Thursday, June 14, 2012

Dino Snores for Grown-ups at the Natural History Museum at 9th June 2012

Dinosaur Meseum
Come along to our new sleepover event for a stylish night of music and science, art and cinema, and dinner in London's celebrated dinosaurs home.
Event info: 
First sleepover: 17 August 2012
Event starts at 19.30, ends 9.30 the following day
Cash bars open in Fossil Way and the Central Hall Cafe
£175 per person, Members price £160

Event Highlights:
  • 3-course dinner and breakfast in the Museum's Restaurant
  • sleeping in the Central Hall under our iconic Diplodocus frame, Dippy
  • Nature Quiz at dinner with wonderful prizes to win, including Museum Memberships and Crime Scene Live tickets
  • science show featuring gruesome forensics and the sex lives of insects
  • A hilarious comic set with award-winning comedian Tom Allen
  • Unusual midnight feast with an edible-insect tasting.
  • Free admission to special exhibitions, Scott's Last Expedition and Animal Inside Out
  • life-drawing class in the Darwin Centre hall
  • live tune in the Central Hall Cafe
Places are limited so you'll require to book early to secure your place. This event is not appropriate for hen and stag parties.

Monday, June 4, 2012

Modern Birds are actually Baby Dinosaurs

Modern birds hold the physical individuality of baby dinosaurs, according to a new Nature study that found birds are even more closely linked to dinosaur than before thought.

Depending on the non-avian dinosaur and bird compared, that might be tough to consider. When researchers go beyond the surface to the tissue and skull levels, however, the similarities become extra obvious.

"The evaluation of the many characteristics of birds –- things like feathers, flight, and wishbones -– has usually been a hard problem for biologists," Mark Norell, chair of the division of paleontology at the American Museum of Natural History and one of the paper's co-authors, added.

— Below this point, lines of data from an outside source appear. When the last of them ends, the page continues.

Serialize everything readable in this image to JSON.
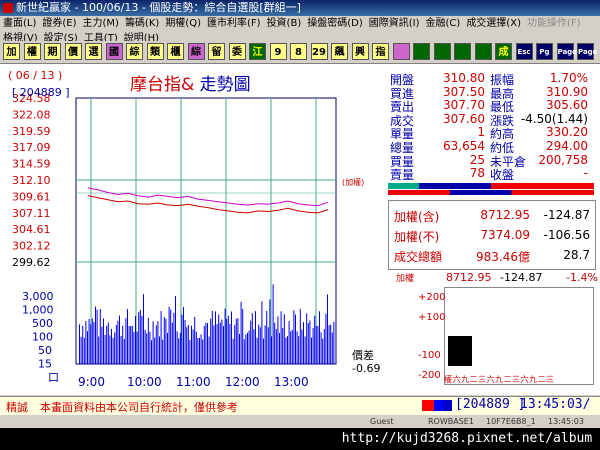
{
  "window": {
    "title": "新世紀贏家 - 100/06/13 - 個股走勢：綜合自選股[群組一]"
  },
  "menu_row1": [
    "畫面(L)",
    "證券(E)",
    "主力(M)",
    "籌碼(K)",
    "期權(Q)",
    "匯市利率(F)",
    "投資(B)",
    "操盤密碼(D)",
    "國際資訊(I)",
    "金融(C)",
    "成交選擇(X)",
    "功能操作(F)"
  ],
  "menu_row2": [
    "格視(V)",
    "設定(S)",
    "工具(T)",
    "說明(H)"
  ],
  "toolbar": [
    {
      "label": "加",
      "style": "y"
    },
    {
      "label": "權",
      "style": "y"
    },
    {
      "label": "期",
      "style": "y"
    },
    {
      "label": "價",
      "style": "y"
    },
    {
      "label": "選",
      "style": "y"
    },
    {
      "label": "國",
      "style": "p"
    },
    {
      "label": "綜",
      "style": "y"
    },
    {
      "label": "類",
      "style": "y"
    },
    {
      "label": "櫃",
      "style": "y"
    },
    {
      "label": "綜",
      "style": "p"
    },
    {
      "label": "留",
      "style": "y"
    },
    {
      "label": "委",
      "style": "y"
    },
    {
      "label": "江",
      "style": "g"
    },
    {
      "label": "9",
      "style": "y"
    },
    {
      "label": "8",
      "style": "y"
    },
    {
      "label": "29",
      "style": "y"
    },
    {
      "label": "飆",
      "style": "y"
    },
    {
      "label": "興",
      "style": "y"
    },
    {
      "label": "指",
      "style": "y"
    },
    {
      "label": "",
      "style": "p"
    },
    {
      "label": "",
      "style": "g"
    },
    {
      "label": "",
      "style": "g"
    },
    {
      "label": "",
      "style": "g"
    },
    {
      "label": "",
      "style": "g"
    },
    {
      "label": "成",
      "style": "g"
    },
    {
      "label": "Esc",
      "style": "b"
    },
    {
      "label": "Pg",
      "style": "b"
    },
    {
      "label": "Page",
      "style": "b"
    },
    {
      "label": "Page",
      "style": "b"
    }
  ],
  "header": {
    "date": "( 06 / 13 )",
    "code": "[ 204889 ]",
    "title_a": "摩台指&",
    "title_b": "走勢圖",
    "ref_label": "(加權)"
  },
  "chart_data": {
    "type": "line",
    "price_ticks": [
      324.58,
      322.08,
      319.59,
      317.09,
      314.59,
      312.1,
      309.61,
      307.11,
      304.61,
      302.12,
      299.62
    ],
    "reference": 312.1,
    "ylim": [
      299.62,
      324.58
    ],
    "volume_ticks": [
      "3,000",
      "1,000",
      "500",
      "100",
      "50",
      "15",
      "口"
    ],
    "time_ticks": [
      "9:00",
      "10:00",
      "11:00",
      "12:00",
      "13:00"
    ],
    "series": [
      {
        "values": [
          309.7,
          309.4,
          309.1,
          308.8,
          308.9,
          308.5,
          308.4,
          308.6,
          308.3,
          308.2,
          308.4,
          308.1,
          307.9,
          307.6,
          307.4,
          307.2,
          307.1,
          307.4,
          307.3,
          307.5,
          307.8,
          307.4,
          307.2,
          307.1,
          307.6
        ]
      },
      {
        "values": [
          310.9,
          310.6,
          310.2,
          309.9,
          310.1,
          309.7,
          309.5,
          309.8,
          309.6,
          309.4,
          309.6,
          309.2,
          309.0,
          308.8,
          308.6,
          308.4,
          308.3,
          308.5,
          308.4,
          308.6,
          308.9,
          308.5,
          308.3,
          308.2,
          308.7
        ]
      }
    ]
  },
  "diff": {
    "label": "價差",
    "value": "-0.69"
  },
  "quote": {
    "rows": [
      {
        "l1": "開盤",
        "v1": "310.80",
        "l2": "振幅",
        "v2": "1.70%"
      },
      {
        "l1": "買進",
        "v1": "307.50",
        "l2": "最高",
        "v2": "310.90"
      },
      {
        "l1": "賣出",
        "v1": "307.70",
        "l2": "最低",
        "v2": "305.60"
      },
      {
        "l1": "成交",
        "v1": "307.60",
        "l2": "漲跌",
        "v2": "-4.50(1.44)"
      },
      {
        "l1": "單量",
        "v1": "1",
        "l2": "約高",
        "v2": "330.20"
      },
      {
        "l1": "總量",
        "v1": "63,654",
        "l2": "約低",
        "v2": "294.00"
      },
      {
        "l1": "買量",
        "v1": "25",
        "l2": "未平倉",
        "v2": "200,758"
      },
      {
        "l1": "賣量",
        "v1": "78",
        "l2": "收盤",
        "v2": "-"
      }
    ],
    "idx": [
      {
        "label": "加權(含)",
        "value": "8712.95",
        "chg": "-124.87"
      },
      {
        "label": "加權(不)",
        "value": "7374.09",
        "chg": "-106.56"
      },
      {
        "label": "成交總額",
        "value": "983.46億",
        "chg": "28.7"
      }
    ],
    "mini": {
      "label": "加權",
      "value": "8712.95",
      "chg": "-124.87",
      "pct": "-1.4%",
      "ticks": [
        "+200",
        "+100",
        "-100",
        "-200"
      ],
      "xlabels": "權六九二三六九二三六九二三"
    }
  },
  "bottom": {
    "tag": "精誠",
    "notice": "本畫面資料由本公司自行統計，僅供參考",
    "code": "[204889 ]",
    "time": "13:45:03/"
  },
  "status": {
    "user": "Guest",
    "a": "ROWBASE1",
    "b": "10F7E6B8_1",
    "c": "13:45:03"
  },
  "url": "http://kujd3268.pixnet.net/album"
}
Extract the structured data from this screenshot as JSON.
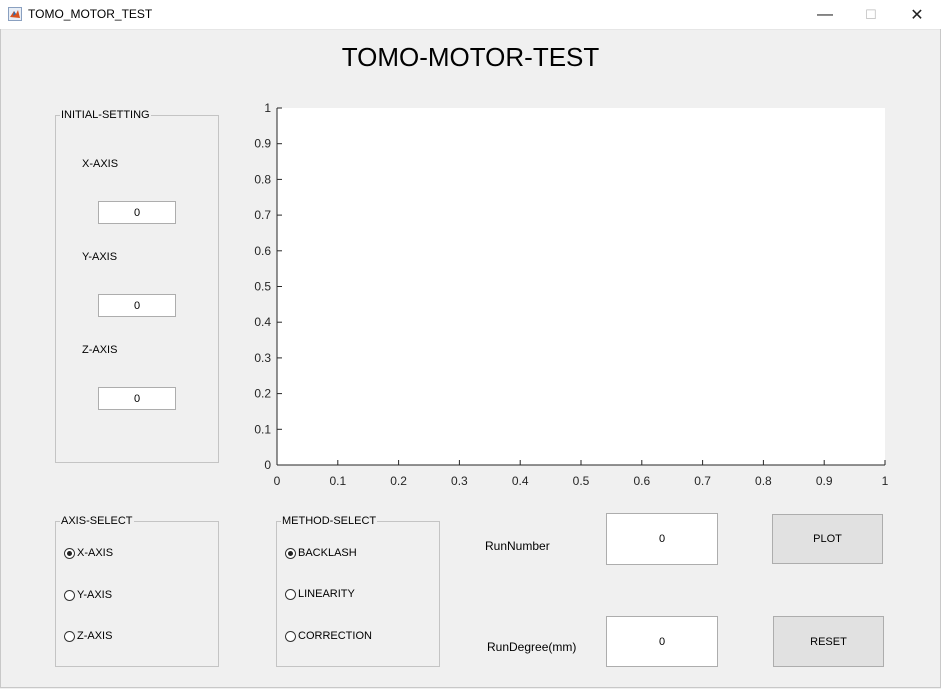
{
  "window": {
    "title": "TOMO_MOTOR_TEST",
    "app_icon": "matlab-icon",
    "controls": {
      "minimize": "—",
      "maximize": "☐",
      "close": "✕"
    }
  },
  "header": {
    "title": "TOMO-MOTOR-TEST"
  },
  "initial_setting": {
    "legend": "INITIAL-SETTING",
    "x_label": "X-AXIS",
    "x_value": "0",
    "y_label": "Y-AXIS",
    "y_value": "0",
    "z_label": "Z-AXIS",
    "z_value": "0"
  },
  "axis_select": {
    "legend": "AXIS-SELECT",
    "options": [
      {
        "label": "X-AXIS",
        "selected": true
      },
      {
        "label": "Y-AXIS",
        "selected": false
      },
      {
        "label": "Z-AXIS",
        "selected": false
      }
    ]
  },
  "method_select": {
    "legend": "METHOD-SELECT",
    "options": [
      {
        "label": "BACKLASH",
        "selected": true
      },
      {
        "label": "LINEARITY",
        "selected": false
      },
      {
        "label": "CORRECTION",
        "selected": false
      }
    ]
  },
  "run": {
    "number_label": "RunNumber",
    "number_value": "0",
    "degree_label": "RunDegree(mm)",
    "degree_value": "0"
  },
  "buttons": {
    "plot": "PLOT",
    "reset": "RESET"
  },
  "chart_data": {
    "type": "line",
    "title": "",
    "xlabel": "",
    "ylabel": "",
    "xlim": [
      0,
      1
    ],
    "ylim": [
      0,
      1
    ],
    "xticks": [
      "0",
      "0.1",
      "0.2",
      "0.3",
      "0.4",
      "0.5",
      "0.6",
      "0.7",
      "0.8",
      "0.9",
      "1"
    ],
    "yticks": [
      "0",
      "0.1",
      "0.2",
      "0.3",
      "0.4",
      "0.5",
      "0.6",
      "0.7",
      "0.8",
      "0.9",
      "1"
    ],
    "series": [],
    "grid": false
  }
}
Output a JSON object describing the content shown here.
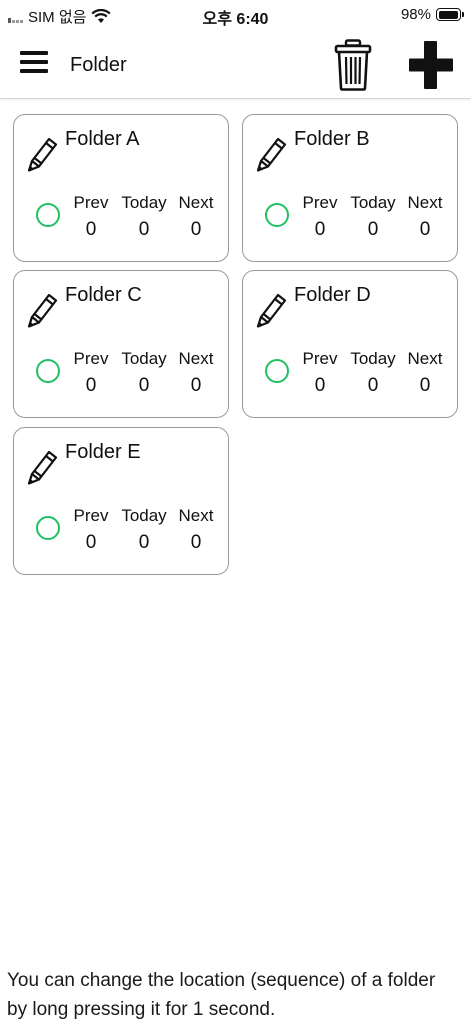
{
  "status_bar": {
    "carrier": "SIM 없음",
    "time": "오후 6:40",
    "battery_percent": "98%",
    "battery_level": 0.98
  },
  "header": {
    "title": "Folder",
    "menu_icon": "hamburger-menu-icon",
    "delete_icon": "trash-icon",
    "add_icon": "plus-icon"
  },
  "folders": [
    {
      "name": "Folder A",
      "prev_label": "Prev",
      "today_label": "Today",
      "next_label": "Next",
      "prev": "0",
      "today": "0",
      "next": "0"
    },
    {
      "name": "Folder B",
      "prev_label": "Prev",
      "today_label": "Today",
      "next_label": "Next",
      "prev": "0",
      "today": "0",
      "next": "0"
    },
    {
      "name": "Folder C",
      "prev_label": "Prev",
      "today_label": "Today",
      "next_label": "Next",
      "prev": "0",
      "today": "0",
      "next": "0"
    },
    {
      "name": "Folder D",
      "prev_label": "Prev",
      "today_label": "Today",
      "next_label": "Next",
      "prev": "0",
      "today": "0",
      "next": "0"
    },
    {
      "name": "Folder E",
      "prev_label": "Prev",
      "today_label": "Today",
      "next_label": "Next",
      "prev": "0",
      "today": "0",
      "next": "0"
    }
  ],
  "colors": {
    "status_ring": "#20c062",
    "card_border": "#9a9a9a"
  },
  "footer": {
    "hint": "You can change the location (sequence) of a folder by long pressing it for 1 second."
  }
}
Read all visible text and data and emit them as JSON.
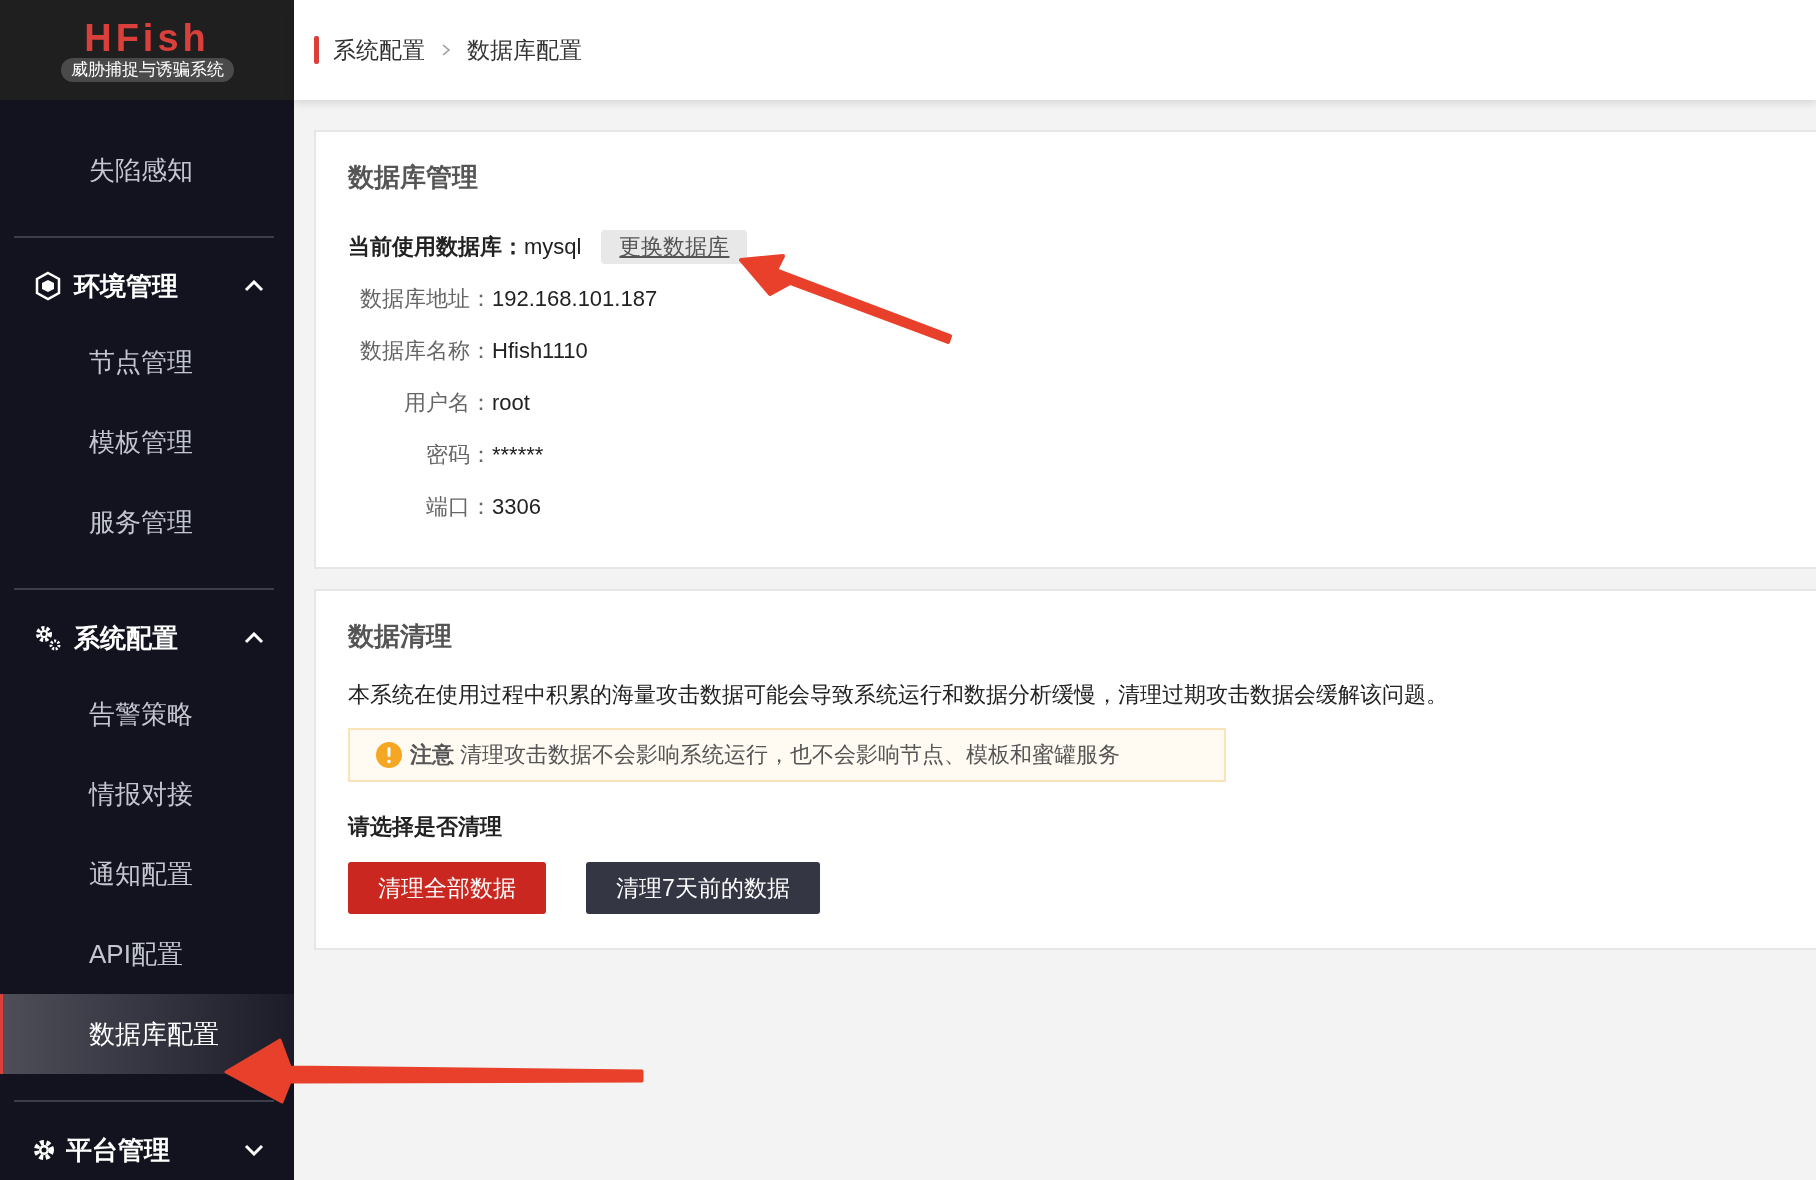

"By analyzing fossil proof from skeletons, eggs, and soft tissue of bird-like dinosaurs and primitive birds, we've learned that birds are living theropod dinosaurs, a group of carnivorous birds that include Velociraptor," Norell sustained.

"This new work advances our knowledge by providing an authoritative example of how developmental changes played a main role in the source and development of birds."